Tel constructeur automobile vous imagine en troupeau de mouton, tel
autre nous voit parqués uniformément comme des places
de parking. La vie sans marque serait celle de la grisaille,
vaudrait-elle d'être vécue ? L'humain est
identifié à un mouton, à une chose
banalisée, inexpressive. Merci à Renault de nous faire
sortir du troupeau, Merci à McDo d'exister. C'est le produit
qui créé la surprise, qui singularise et non plus
l'humain. C'est le produit qui rend libre, qui rend
irrésistible, qui rend tout-puissant. La société
vue par la pub est celle de la grisaille et de la monotonie. Vous ne
pourriez plus rien pour vous, pour votre liberté, votre
bonheur ; si ce n'est bien sûr en vous identifiant à des
marques qui vous donnent un sens. La consommation de marque
créerait seule un sentiment d'existence. Encore devrait-elle
porter seulement sur son nom ou son logo et non sur l'utilité
véritable de l'objet : une casquette Nike c'est d'abord son
logo ! Cessons de croire que tout cela n'est pas grave, qu'on a un
second degré. Ce n'est pas vrai que les jeunes s'approprient
la pub pour la désarmer. La réclame cherchait
auparavant à parler comme les gens, aujourd'hui ce sont eux
qui singent le pub, qui reproduisent ses gestes,
répètent ses formules. La pub, c'est une monstrueuse
opération de formatage qui vise à faire
régresser l'individu jusqu'au niveau de ses images les plus
archaïques : on se croit, grâce au marque, tout-puissant,
on devient un killer (tueur). On en libère pas ces
archaïsmes sans dommage individuel et collectif. L'individu
profané par le marché n'a pas d'autre solution que de
s'identifier à une marque, ou plutôt à cette part
d'humanité qu'elle croit vendre. "Loréal parce que je
le vaux bien", Kronenbourg pour avoir des amis, etc. La pub en jouant
sur le mimétisme enfantin développe une sorte de
normopathie c'est à dire un besoin infantin de se soumettre
à des normes. Elle tue l'imagination et la
créativité chez les individus et les peuples. La pub si
soft en apparence a pour cousine la propagande la plus hard. Elle est
donc la fille d'un nouveau totalitarisme dans ses moyens et ses buts.
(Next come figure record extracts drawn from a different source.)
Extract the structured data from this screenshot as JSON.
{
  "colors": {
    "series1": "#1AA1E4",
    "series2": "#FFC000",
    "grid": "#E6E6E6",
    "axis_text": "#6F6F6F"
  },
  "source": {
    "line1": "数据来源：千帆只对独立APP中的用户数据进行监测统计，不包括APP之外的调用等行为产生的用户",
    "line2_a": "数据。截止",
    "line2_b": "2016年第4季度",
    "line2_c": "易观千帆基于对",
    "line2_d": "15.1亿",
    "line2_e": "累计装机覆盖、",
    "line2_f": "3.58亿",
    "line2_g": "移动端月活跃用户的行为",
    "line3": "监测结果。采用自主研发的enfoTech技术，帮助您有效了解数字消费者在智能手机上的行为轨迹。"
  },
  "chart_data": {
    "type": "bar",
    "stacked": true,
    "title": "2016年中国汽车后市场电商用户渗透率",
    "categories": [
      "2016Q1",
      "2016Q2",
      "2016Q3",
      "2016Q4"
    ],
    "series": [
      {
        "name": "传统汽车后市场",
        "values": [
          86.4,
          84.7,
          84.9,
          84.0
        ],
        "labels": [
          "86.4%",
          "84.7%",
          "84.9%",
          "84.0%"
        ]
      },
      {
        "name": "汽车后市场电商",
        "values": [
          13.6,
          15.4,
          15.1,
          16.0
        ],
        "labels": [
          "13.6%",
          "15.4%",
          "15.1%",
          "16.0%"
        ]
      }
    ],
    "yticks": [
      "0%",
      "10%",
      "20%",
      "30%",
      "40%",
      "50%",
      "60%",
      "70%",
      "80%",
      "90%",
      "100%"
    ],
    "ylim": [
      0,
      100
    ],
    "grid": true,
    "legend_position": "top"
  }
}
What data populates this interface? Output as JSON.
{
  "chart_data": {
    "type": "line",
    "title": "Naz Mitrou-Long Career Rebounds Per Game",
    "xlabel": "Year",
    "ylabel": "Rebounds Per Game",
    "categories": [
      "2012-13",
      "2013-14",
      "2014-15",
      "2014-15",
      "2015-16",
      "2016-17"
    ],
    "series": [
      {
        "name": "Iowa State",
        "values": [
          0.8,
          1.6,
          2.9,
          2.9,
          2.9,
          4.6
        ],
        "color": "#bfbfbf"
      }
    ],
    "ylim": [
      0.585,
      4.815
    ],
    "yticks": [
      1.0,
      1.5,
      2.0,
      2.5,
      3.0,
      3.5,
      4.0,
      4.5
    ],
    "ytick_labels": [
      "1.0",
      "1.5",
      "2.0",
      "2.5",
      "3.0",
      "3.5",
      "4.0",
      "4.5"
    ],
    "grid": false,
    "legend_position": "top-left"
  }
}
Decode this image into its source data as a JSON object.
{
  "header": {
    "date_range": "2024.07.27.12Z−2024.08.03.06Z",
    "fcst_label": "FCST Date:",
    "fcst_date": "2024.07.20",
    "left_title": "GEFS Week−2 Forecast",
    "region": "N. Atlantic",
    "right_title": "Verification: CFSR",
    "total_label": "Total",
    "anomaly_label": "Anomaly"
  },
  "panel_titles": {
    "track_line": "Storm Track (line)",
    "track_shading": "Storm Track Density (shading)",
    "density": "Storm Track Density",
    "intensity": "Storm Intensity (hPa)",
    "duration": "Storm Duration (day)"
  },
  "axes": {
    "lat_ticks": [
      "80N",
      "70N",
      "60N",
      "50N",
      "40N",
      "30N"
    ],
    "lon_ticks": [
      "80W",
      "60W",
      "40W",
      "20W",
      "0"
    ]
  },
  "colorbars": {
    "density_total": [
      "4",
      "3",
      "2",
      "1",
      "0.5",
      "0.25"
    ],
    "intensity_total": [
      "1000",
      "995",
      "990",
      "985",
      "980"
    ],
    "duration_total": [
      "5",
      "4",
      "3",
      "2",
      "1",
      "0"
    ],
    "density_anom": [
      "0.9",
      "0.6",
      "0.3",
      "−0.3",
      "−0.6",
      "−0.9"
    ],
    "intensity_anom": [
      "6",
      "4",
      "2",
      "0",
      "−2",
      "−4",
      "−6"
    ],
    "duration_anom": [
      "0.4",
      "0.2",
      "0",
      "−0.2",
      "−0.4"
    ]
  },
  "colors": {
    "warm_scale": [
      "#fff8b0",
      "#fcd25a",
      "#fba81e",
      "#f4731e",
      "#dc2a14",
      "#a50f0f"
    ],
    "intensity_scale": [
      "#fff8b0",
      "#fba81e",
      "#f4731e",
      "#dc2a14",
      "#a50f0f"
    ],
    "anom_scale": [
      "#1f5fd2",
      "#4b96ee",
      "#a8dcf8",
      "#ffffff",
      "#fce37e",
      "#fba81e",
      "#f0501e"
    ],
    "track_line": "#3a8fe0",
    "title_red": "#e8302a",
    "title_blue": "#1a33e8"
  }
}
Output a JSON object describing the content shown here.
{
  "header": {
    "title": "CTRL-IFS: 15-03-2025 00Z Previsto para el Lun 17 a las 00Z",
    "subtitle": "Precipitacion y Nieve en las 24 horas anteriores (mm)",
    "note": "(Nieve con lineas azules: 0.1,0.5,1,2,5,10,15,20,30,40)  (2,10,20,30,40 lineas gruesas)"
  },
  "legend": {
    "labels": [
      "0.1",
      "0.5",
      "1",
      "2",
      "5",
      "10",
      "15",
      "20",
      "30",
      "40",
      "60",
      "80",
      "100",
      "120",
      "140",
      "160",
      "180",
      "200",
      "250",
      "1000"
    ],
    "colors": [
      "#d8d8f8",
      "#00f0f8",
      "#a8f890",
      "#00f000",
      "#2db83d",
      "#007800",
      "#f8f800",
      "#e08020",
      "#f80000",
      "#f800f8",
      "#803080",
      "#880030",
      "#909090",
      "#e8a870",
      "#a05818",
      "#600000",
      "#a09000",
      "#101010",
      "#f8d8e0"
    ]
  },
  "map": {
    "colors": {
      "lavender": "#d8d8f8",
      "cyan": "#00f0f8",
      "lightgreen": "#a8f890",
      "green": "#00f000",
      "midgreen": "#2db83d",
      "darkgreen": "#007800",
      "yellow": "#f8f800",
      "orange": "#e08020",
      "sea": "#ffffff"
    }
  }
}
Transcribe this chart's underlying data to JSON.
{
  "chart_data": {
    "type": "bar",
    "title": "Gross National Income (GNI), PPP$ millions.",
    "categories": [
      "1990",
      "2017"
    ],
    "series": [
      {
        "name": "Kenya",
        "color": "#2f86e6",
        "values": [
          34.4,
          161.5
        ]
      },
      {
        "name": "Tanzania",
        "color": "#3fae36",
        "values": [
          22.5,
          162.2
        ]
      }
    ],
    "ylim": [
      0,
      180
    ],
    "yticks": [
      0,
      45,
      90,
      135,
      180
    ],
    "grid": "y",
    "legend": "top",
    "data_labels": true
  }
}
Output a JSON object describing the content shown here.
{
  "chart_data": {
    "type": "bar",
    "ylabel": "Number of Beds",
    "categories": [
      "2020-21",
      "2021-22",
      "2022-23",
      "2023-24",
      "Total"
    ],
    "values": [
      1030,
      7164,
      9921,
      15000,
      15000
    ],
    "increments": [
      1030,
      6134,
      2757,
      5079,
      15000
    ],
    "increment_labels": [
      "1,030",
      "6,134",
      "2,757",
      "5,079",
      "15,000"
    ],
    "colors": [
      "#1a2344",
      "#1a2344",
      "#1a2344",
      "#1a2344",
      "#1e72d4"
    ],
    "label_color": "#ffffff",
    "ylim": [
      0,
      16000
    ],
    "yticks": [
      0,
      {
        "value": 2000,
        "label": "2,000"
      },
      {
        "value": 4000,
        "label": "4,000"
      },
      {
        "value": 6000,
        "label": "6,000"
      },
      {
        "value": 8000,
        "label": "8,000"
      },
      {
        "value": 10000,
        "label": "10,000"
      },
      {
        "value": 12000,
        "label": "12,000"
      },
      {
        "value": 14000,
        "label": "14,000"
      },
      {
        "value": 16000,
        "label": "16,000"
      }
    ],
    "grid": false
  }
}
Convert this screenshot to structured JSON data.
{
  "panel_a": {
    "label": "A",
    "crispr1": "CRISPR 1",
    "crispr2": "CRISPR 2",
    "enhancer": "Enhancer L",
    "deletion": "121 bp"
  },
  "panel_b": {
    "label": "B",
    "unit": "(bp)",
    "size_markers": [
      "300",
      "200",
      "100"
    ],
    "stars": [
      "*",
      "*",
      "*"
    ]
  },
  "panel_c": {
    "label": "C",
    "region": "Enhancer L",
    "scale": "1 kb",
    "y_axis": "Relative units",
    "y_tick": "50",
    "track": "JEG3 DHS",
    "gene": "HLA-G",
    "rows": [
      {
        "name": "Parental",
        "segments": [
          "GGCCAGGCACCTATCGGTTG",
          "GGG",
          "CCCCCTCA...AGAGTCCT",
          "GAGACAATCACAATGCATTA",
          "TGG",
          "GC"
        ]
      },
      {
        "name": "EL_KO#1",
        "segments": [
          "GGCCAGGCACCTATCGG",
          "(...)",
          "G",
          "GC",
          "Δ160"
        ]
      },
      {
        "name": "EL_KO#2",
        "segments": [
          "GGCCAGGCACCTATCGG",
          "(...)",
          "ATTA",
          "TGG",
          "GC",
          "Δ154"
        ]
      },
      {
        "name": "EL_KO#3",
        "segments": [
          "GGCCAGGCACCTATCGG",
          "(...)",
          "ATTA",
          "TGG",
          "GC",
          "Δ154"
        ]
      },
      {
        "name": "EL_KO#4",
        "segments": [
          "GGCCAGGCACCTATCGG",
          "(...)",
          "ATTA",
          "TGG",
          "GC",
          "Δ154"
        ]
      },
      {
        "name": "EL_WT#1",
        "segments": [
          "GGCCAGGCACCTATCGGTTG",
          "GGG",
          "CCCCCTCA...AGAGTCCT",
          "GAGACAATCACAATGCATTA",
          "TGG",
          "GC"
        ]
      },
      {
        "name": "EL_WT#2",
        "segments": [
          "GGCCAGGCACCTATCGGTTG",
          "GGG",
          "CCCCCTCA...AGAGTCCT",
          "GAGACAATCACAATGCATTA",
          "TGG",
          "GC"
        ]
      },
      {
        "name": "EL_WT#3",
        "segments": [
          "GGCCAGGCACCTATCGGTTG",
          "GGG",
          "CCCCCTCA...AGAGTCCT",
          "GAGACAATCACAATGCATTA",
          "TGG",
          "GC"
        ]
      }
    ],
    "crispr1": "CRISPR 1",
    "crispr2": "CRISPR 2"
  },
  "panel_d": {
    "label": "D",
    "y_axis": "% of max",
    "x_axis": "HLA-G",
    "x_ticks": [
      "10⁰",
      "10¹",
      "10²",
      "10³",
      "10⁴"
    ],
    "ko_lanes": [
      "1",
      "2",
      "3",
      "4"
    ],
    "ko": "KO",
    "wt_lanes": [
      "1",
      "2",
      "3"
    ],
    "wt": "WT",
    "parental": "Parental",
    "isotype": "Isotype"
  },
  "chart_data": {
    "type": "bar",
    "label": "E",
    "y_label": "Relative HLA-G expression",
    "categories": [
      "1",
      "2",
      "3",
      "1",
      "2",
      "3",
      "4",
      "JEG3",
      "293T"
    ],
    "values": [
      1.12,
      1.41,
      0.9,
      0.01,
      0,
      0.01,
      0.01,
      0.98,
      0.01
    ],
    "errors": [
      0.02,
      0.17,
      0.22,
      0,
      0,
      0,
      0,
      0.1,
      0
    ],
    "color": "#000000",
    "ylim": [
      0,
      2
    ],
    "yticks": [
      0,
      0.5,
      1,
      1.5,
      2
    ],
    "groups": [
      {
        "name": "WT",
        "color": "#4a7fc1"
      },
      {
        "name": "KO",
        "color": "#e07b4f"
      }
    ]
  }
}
La pub ne repasse pas pourtant les plats du nazisme et du stalinisme.
Elle est bien plutôt ce dont a besoin la société
des "deux dixièmes" c'est à dire celle, de demain,
où 20% de la population mondiale suffira à faire
fonctionner l'économie et où il faudra s'occuper des 80
% restant. Faut-il rappeler la proposition immonde de Zbigniew
Brzezinski - ancien conseiller de Jimmy Carter et fondateur du club
très fermé de la Trilatérale - de créer
sous le nom de tittytainment (de tits, les seins en argot
américain et de Entertainment pour divertissements) un
"cocktail de divertissement abrutissant et d'alimentation suffisante
permettant de maintenir de bonne humeur la population frustrée
de la planète" ? On sera alors très proche de la Rome
Antique (du pain et des jeux) puisqu'elle permettra le
décervelage et l'endormissement de milliards d'humains. Le "je
positive" de Carrefour prendrait alors toute sa véritable
signification. la pub est donc bien au delà de sa fonction
commerciale immédiate un enjeu véritable car elle
participe à tout ce qui fait régresser l'humain. Elle
est ainsi ce qui permet de rabaisser les personnes au rang de simple
consommateur qui commence par consommer des produits puis consomme
ensuite d'autres humains (management moderne, violences sexuelles) et
finit par se consommer lui-même (dopage, sectes). La
résistance contre la pub est aujourd'hui un véritable
enjeu citoyen : Les lycéens américains ont
montré l'exemple en menant des grèves contre les
programmes de pub obligatoires tous les matins dans certains Etats.
Il faut préserver l'espace public en imposant
déjà le respect des règles. Il faut former les
enfants à la lecture (critique naturellement) des pubs.